Introduction-Part 1 Analysis

The first part of The House of My Mother details Kevin and Ruby’s courtship and the start of their own family. One of Franke’s key points of investigation throughout her memoir is the question of how experiences in early childhood go on to shape adult lives, introducing the theme of Breaking Generational Cycles of Trauma and Abuse. In these first chapters, she illustrates how different Kevin and Ruby’s lives were growing up and how that influenced their vastly different personalities and approaches to life in adulthood.

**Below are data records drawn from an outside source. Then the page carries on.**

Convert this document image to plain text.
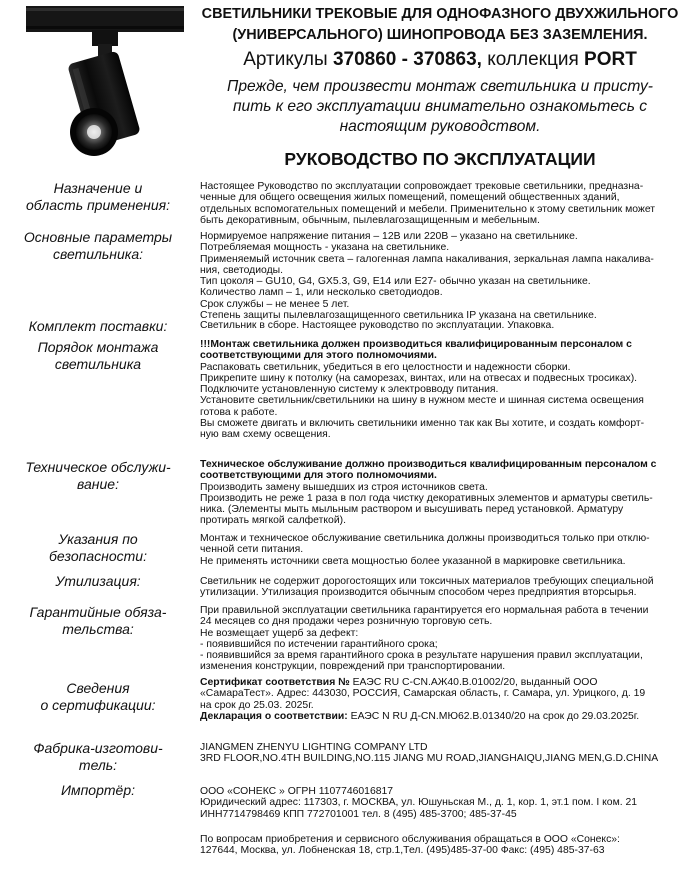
СВЕТИЛЬНИКИ ТРЕКОВЫЕ ДЛЯ ОДНОФАЗНОГО ДВУХЖИЛЬНОГО
(УНИВЕРСАЛЬНОГО) ШИНОПРОВОДА БЕЗ ЗАЗЕМЛЕНИЯ.
Артикулы 370860 - 370863, коллекция PORT
Прежде, чем произвести монтаж светильника и присту-
пить к его эксплуатации внимательно ознакомьтесь с
настоящим руководством.
РУКОВОДСТВО ПО ЭКСПЛУАТАЦИИ
Назначение и
область применения:
Настоящее Руководство по эксплуатации сопровождает трековые светильники, предназна-
ченные для общего освещения жилых помещений, помещений общественных зданий,
отдельных вспомогательных помещений и мебели. Применительно к этому светильник может
быть декоративным, обычным, пылевлагозащищенным и мебельным.
Основные параметры
светильника:
Нормируемое напряжение питания – 12В или 220В – указано на светильнике.
Потребляемая мощность - указана на светильнике.
Применяемый источник света – галогенная лампа накаливания, зеркальная лампа накалива-
ния, светодиоды.
Тип цоколя – GU10, G4, GX5.3, G9, E14 или E27- обычно указан на светильнике.
Количество ламп – 1, или несколько светодиодов.
Срок службы – не менее 5 лет.
Степень защиты пылевлагозащищенного светильника IP указана на светильнике.
Комплект поставки:	Светильник в сборе. Настоящее руководство по эксплуатации. Упаковка.
Порядок монтажа
светильника
!!!Монтаж светильника должен производиться квалифицированным персоналом с
соответствующими для этого полномочиями.
Распаковать светильник, убедиться в его целостности и надежности сборки.
Прикрепите шину к потолку (на саморезах, винтах, или на отвесах и подвесных тросиках).
Подключите установленную систему к электровводу питания.
Установите светильник/светильники на шину в нужном месте и шинная система освещения
готова к работе.
Вы сможете двигать и включить светильники именно так как Вы хотите, и создать комфорт-
ную вам схему освещения.
Техническое обслужи-
вание:
Техническое обслуживание должно производиться квалифицированным персоналом с
соответствующими для этого полномочиями.
Производить замену вышедших из строя источников света.
Производить не реже 1 раза в пол года чистку декоративных элементов и арматуры светиль-
ника. (Элементы мыть мыльным раствором и высушивать перед установкой. Арматуру
протирать мягкой салфеткой).
Указания по
безопасности:
Монтаж и техническое обслуживание светильника должны производиться только при отклю-
ченной сети питания.
Не применять источники света мощностью более указанной в маркировке светильника.
Утилизация:	Светильник не содержит дорогостоящих или токсичных материалов требующих специальной
утилизации. Утилизация производится обычным способом через предприятия вторсырья.
Гарантийные обяза-
тельства:
При правильной эксплуатации светильника гарантируется его нормальная работа в течении
24 месяцев со дня продажи через розничную торговую сеть.
Не возмещает ущерб за дефект:
- появившийся по истечении гарантийного срока;
- появившийся за время гарантийного срока в результате нарушения правил эксплуатации,
изменения конструкции, повреждений при транспортировании.
Сведения
о сертификации:
Сертификат соответствия № ЕАЭС RU С-CN.АЖ40.В.01002/20, выданный ООО
«СамараТест». Адрес: 443030, РОССИЯ, Самарская область, г. Самара, ул. Урицкого, д. 19
на срок до 25.03. 2025г.
Декларация о соответствии: ЕАЭС N RU Д-CN.МЮ62.В.01340/20 на срок до 29.03.2025г.
Фабрика-изготови-
тель:
JIANGMEN ZHENYU LIGHTING COMPANY LTD
3RD FLOOR,NO.4TH BUILDING,NO.115 JIANG MU ROAD,JIANGHAIQU,JIANG MEN,G.D.CHINA
Импортёр:	ООО «СОНЕКС » ОГРН 1107746016817
Юридический адрес: 117303, г. МОСКВА, ул. Юшуньская М., д. 1, кор. 1, эт.1 пом. I ком. 21
ИНН7714798469 КПП 772701001 тел. 8 (495) 485-3700; 485-37-45
По вопросам приобретения и сервисного обслуживания обращаться в ООО «Сонекс»:
127644, Москва, ул. Лобненская 18, стр.1,Тел. (495)485-37-00 Факс: (495) 485-37-63
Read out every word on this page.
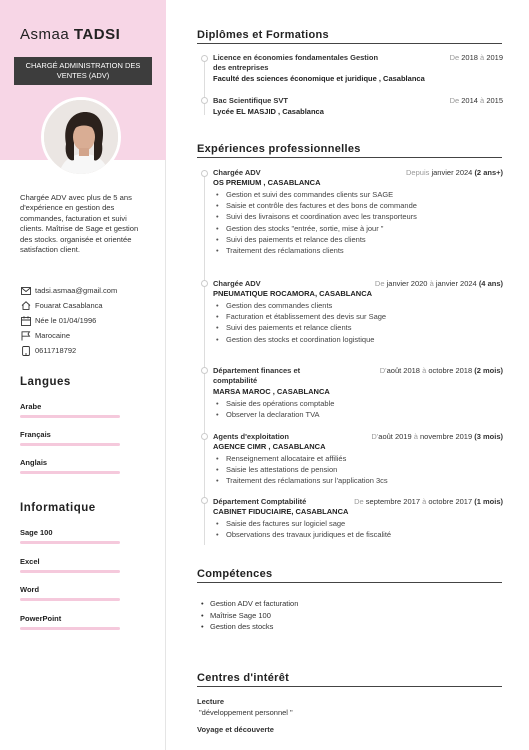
Asmaa TADSI
CHARGÉ ADMINISTRATION DES VENTES (ADV)
Chargée ADV avec plus de 5 ans d'expérience en gestion des commandes, facturation et suivi clients. Maîtrise de Sage et gestion des stocks. organisée et orientée satisfaction client.
tadsi.asmaa@gmail.com
Fouarat Casablanca
Née le 01/04/1996
Marocaine
0611718792
Langues
Arabe
Français
Anglais
Informatique
Sage 100
Excel
Word
PowerPoint
Diplômes et Formations
Licence en économies fondamentales Gestion des entreprises
De 2018 à 2019
Faculté des sciences économique et juridique , Casablanca
Bac Scientifique SVT	De 2014 à 2015
Lycée EL MASJID , Casablanca
Expériences professionnelles
Chargée ADV	Depuis janvier 2024 (2 ans+)
OS PREMIUM , CASABLANCA
• Gestion et suivi des commandes clients sur SAGE
• Saisie et contrôle des factures et des bons de commande
• Suivi des livraisons et coordination avec les transporteurs
• Gestion des stocks "entrée, sortie, mise à jour "
• Suivi des paiements et relance des clients
• Traitement des réclamations clients
Chargée ADV	De janvier 2020 à janvier 2024 (4 ans)
PNEUMATIQUE ROCAMORA, CASABLANCA
• Gestion des commandes clients
• Facturation et établissement des devis sur Sage
• Suivi des paiements et relance clients
• Gestion des stocks et coordination logistique
Département finances et comptabilité
D'août 2018 à octobre 2018 (2 mois)
MARSA MAROC , CASABLANCA
• Saisie des opérations comptable
• Observer la declaration TVA
Agents d'exploitation	D'août 2019 à novembre 2019 (3 mois)
AGENCE CIMR , CASABLANCA
• Renseignement allocataire et affiliés
• Saisie les attestations de pension
• Traitement des réclamations sur l'application 3cs
Département Comptabilité	De septembre 2017 à octobre 2017 (1 mois)
CABINET FIDUCIAIRE, CASABLANCA
• Saisie des factures sur logiciel sage
• Observations des travaux juridiques et de fiscalité
Compétences
• Gestion ADV et facturation
• Maîtrise Sage 100
• Gestion des stocks
Centres d'intérêt
Lecture
"développement personnel "
Voyage et découverte
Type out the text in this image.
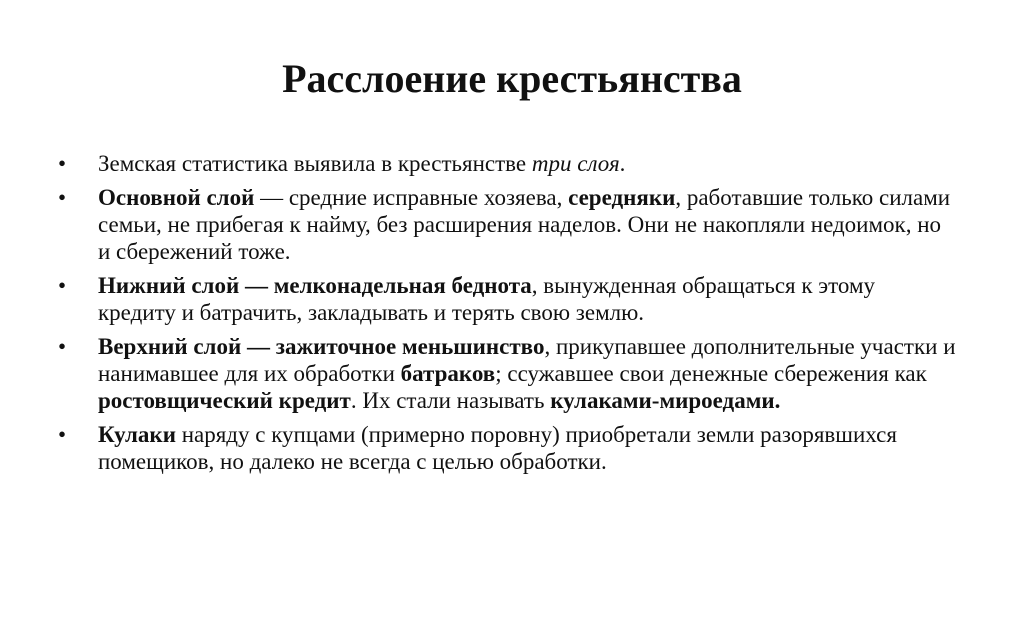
Расслоение крестьянства
• Земская статистика выявила в крестьянстве три слоя.
• Основной слой — средние исправные хозяева, середняки, работавшие только силами семьи, не прибегая к найму, без расширения наделов. Они не накопляли недоимок, но и сбережений тоже.
• Нижний слой — мелконадельная беднота, вынужденная обращаться к этому кредиту и батрачить, закладывать и терять свою землю.
• Верхний слой — зажиточное меньшинство, прикупавшее дополнительные участки и нанимавшее для их обработки батраков; ссужавшее свои денежные сбережения как ростовщический кредит. Их стали называть кулаками-мироедами.
• Кулаки наряду с купцами (примерно поровну) приобретали земли разорявшихся помещиков, но далеко не всегда с целью обработки.
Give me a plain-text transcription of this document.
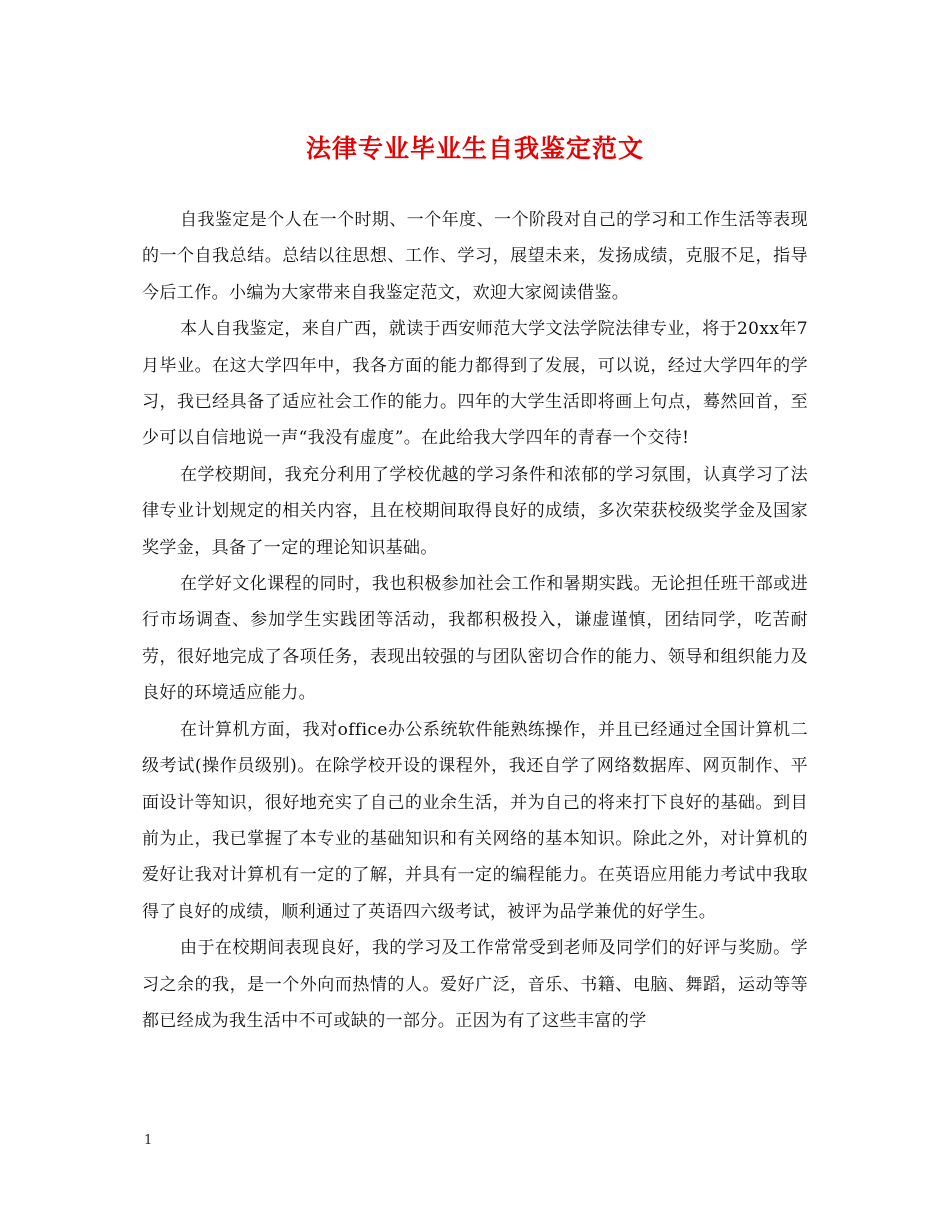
法律专业毕业生自我鉴定范文

自我鉴定是个人在一个时期、一个年度、一个阶段对自己的学习和工作生活等表现的一个自我总结。总结以往思想、工作、学习，展望未来，发扬成绩，克服不足，指导今后工作。小编为大家带来自我鉴定范文，欢迎大家阅读借鉴。

本人自我鉴定，来自广西，就读于西安师范大学文法学院法律专业，将于20xx年7月毕业。在这大学四年中，我各方面的能力都得到了发展，可以说，经过大学四年的学习，我已经具备了适应社会工作的能力。四年的大学生活即将画上句点，蓦然回首，至少可以自信地说一声“我没有虚度”。在此给我大学四年的青春一个交待!

在学校期间，我充分利用了学校优越的学习条件和浓郁的学习氛围，认真学习了法律专业计划规定的相关内容，且在校期间取得良好的成绩，多次荣获校级奖学金及国家奖学金，具备了一定的理论知识基础。

在学好文化课程的同时，我也积极参加社会工作和暑期实践。无论担任班干部或进行市场调查、参加学生实践团等活动，我都积极投入，谦虚谨慎，团结同学，吃苦耐劳，很好地完成了各项任务，表现出较强的与团队密切合作的能力、领导和组织能力及良好的环境适应能力。

在计算机方面，我对office办公系统软件能熟练操作，并且已经通过全国计算机二级考试(操作员级别)。在除学校开设的课程外，我还自学了网络数据库、网页制作、平面设计等知识，很好地充实了自己的业余生活，并为自己的将来打下良好的基础。到目前为止，我已掌握了本专业的基础知识和有关网络的基本知识。除此之外，对计算机的爱好让我对计算机有一定的了解，并具有一定的编程能力。在英语应用能力考试中我取得了良好的成绩，顺利通过了英语四六级考试，被评为品学兼优的好学生。

由于在校期间表现良好，我的学习及工作常常受到老师及同学们的好评与奖励。学习之余的我，是一个外向而热情的人。爱好广泛，音乐、书籍、电脑、舞蹈，运动等等都已经成为我生活中不可或缺的一部分。正因为有了这些丰富的学

1
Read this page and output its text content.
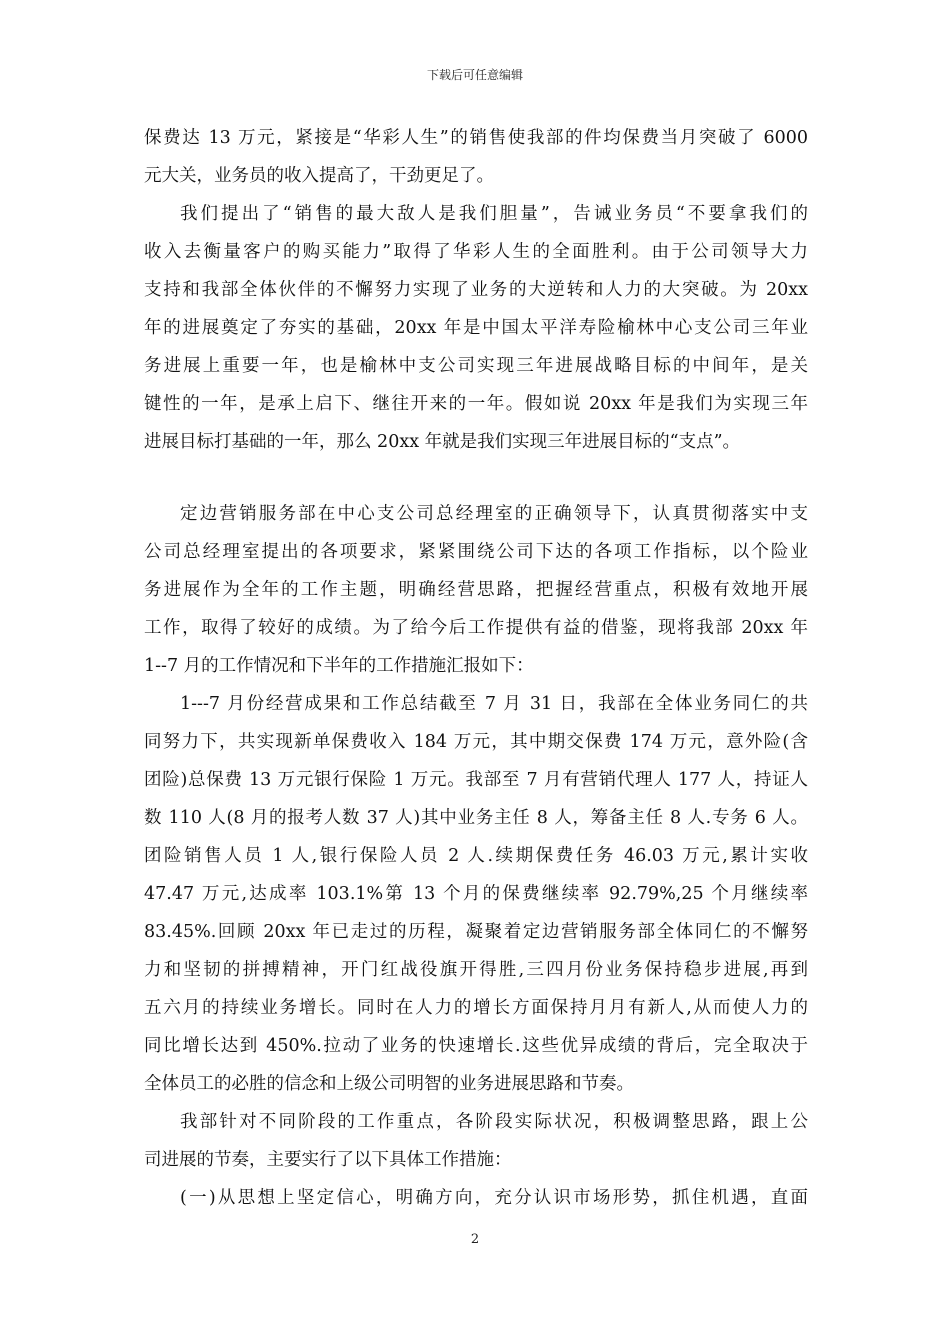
下载后可任意编辑
保费达 13 万元，紧接是“华彩人生”的销售使我部的件均保费当月突破了 6000
元大关，业务员的收入提高了，干劲更足了。
我们提出了“销售的最大敌人是我们胆量”，告诫业务员“不要拿我们的
收入去衡量客户的购买能力”取得了华彩人生的全面胜利。由于公司领导大力
支持和我部全体伙伴的不懈努力实现了业务的大逆转和人力的大突破。为 20xx
年的进展奠定了夯实的基础，20xx 年是中国太平洋寿险榆林中心支公司三年业
务进展上重要一年，也是榆林中支公司实现三年进展战略目标的中间年，是关
键性的一年，是承上启下、继往开来的一年。假如说 20xx 年是我们为实现三年
进展目标打基础的一年，那么 20xx 年就是我们实现三年进展目标的“支点”。
定边营销服务部在中心支公司总经理室的正确领导下，认真贯彻落实中支
公司总经理室提出的各项要求，紧紧围绕公司下达的各项工作指标，以个险业
务进展作为全年的工作主题，明确经营思路，把握经营重点，积极有效地开展
工作，取得了较好的成绩。为了给今后工作提供有益的借鉴，现将我部 20xx 年
1--7 月的工作情况和下半年的工作措施汇报如下：
1---7 月份经营成果和工作总结截至 7 月 31 日，我部在全体业务同仁的共
同努力下，共实现新单保费收入 184 万元，其中期交保费 174 万元，意外险(含
团险)总保费 13 万元银行保险 1 万元。我部至 7 月有营销代理人 177 人，持证人
数 110 人(8 月的报考人数 37 人)其中业务主任 8 人，筹备主任 8 人.专务 6 人。
团险销售人员 1 人,银行保险人员 2 人.续期保费任务 46.03 万元,累计实收
47.47 万元,达成率 103.1%第 13 个月的保费继续率 92.79%,25 个月继续率
83.45%.回顾 20xx 年已走过的历程，凝聚着定边营销服务部全体同仁的不懈努
力和坚韧的拼搏精神，开门红战役旗开得胜,三四月份业务保持稳步进展,再到
五六月的持续业务增长。同时在人力的增长方面保持月月有新人,从而使人力的
同比增长达到 450%.拉动了业务的快速增长.这些优异成绩的背后，完全取决于
全体员工的必胜的信念和上级公司明智的业务进展思路和节奏。
我部针对不同阶段的工作重点，各阶段实际状况，积极调整思路，跟上公
司进展的节奏，主要实行了以下具体工作措施：
(一)从思想上坚定信心，明确方向，充分认识市场形势，抓住机遇，直面
2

Ruby grew up as the eldest of five children. She had many responsibilities to help raise her siblings, and this informed much of her own parenting philosophy later in life. As a child, fun and joy weren’t an option for Ruby. Childhood wasn’t a “magical” time; she was expected to work and begin fulfilling her appointed responsibilities as a mother as soon as possible. Kevin, on the other hand, was raised in “an easygoing environment” (5). His mother didn’t cook or run a strict household; there were few rules, and Kevin grew up to become “a gentle, even-keeled sort of guy” (6), a sharp contrast to Ruby’s controlling and egotistical nature. These contrasting stories of her parents’ childhoods lead Franke to question how her own childhood shaped her in ways she doesn’t fully recognize. In Ruby’s childhood, children were expected to be strong, and tears and tantrums weren’t tolerated. Therefore, she refused to comfort her own children when they cried.


Franke illustrates how Ruby’s longing for motherhood was inherently selfish from the start. According to LDS theology, becoming a mother “is a spiritual calling of the highest order” (4). It is an opportunity to “emulate the divine and participate in the grand tapestry of creation” (4). Ruby had little actual interest in children. Rather, she saw motherhood as a way to improve her own standing with God and ensure her “eternal exaltation.” She was interested in what motherhood would do for her, not how she could serve and care for her children. Furthermore, as a young woman in the LDS church, Ruby had few other options besides becoming a mother. She was clearly driven and ambitious, and she pursued motherhood with such fervor because it was presented as the pinnacle of female achievement.


Ruby’s tendency toward cruelty was also immediately apparent during Franke’s childhood. Much of Franke’s memoir focuses on how social media obscures reality, and the stories from her early childhood illustrate how Ruby’s parenting never embodied the maternal ideals of “the smiling, flour-smudged mama” and “the gaggle of cherubs” (13). Although things seemed normal in their family from the outside, there were many early signs of Ruby’s tendency toward abuse, neglect, and cruelty, and the way she treated her children was already negatively impacting them.


Franke thus introduces the theme of The Psychological Impact of Abuse as she reflects upon her mother’s parenting style and its emotional results. As an adult, Franke recognizes her “tendency to bottle up emotions, to present a stoic face to the world” and wonders if it stems from “echoes of an infant learning that her distress will always go unheeded” (10). She theorizes that she struggles to express herself because she learned as a baby that no one cares if she is suffering. Franke describes growing up in an “emotional desert,” experiencing a constant longing for maternal love and comfort. Franke learned the coping mechanism that her therapist would later identify as a “fawn response” from the cradle (See: Index of Terms). By the time she was five years old, she knew she must “be pliable” and “obedient,” able to “[s]hape and mold [her]self into whatever form would earn Ruby’s conditional affection” (17). However, she was already experiencing anxiety-induced stomach aches, “as if [her] very cells were crying out in protest against the environment in which they found themselves” (15).


By middle school, Franke had become obsessed with World War II, reading over a hundred books on the subject. She was inspired by how people “resisted” and “held on to hope in the darkest of times” (38), perhaps much the way she saw herself doing in the face of life with Ruby. This interest suggests that Franke was already beginning to intuit that something was wrong at home, but she didn’t yet have the awareness to articulate it.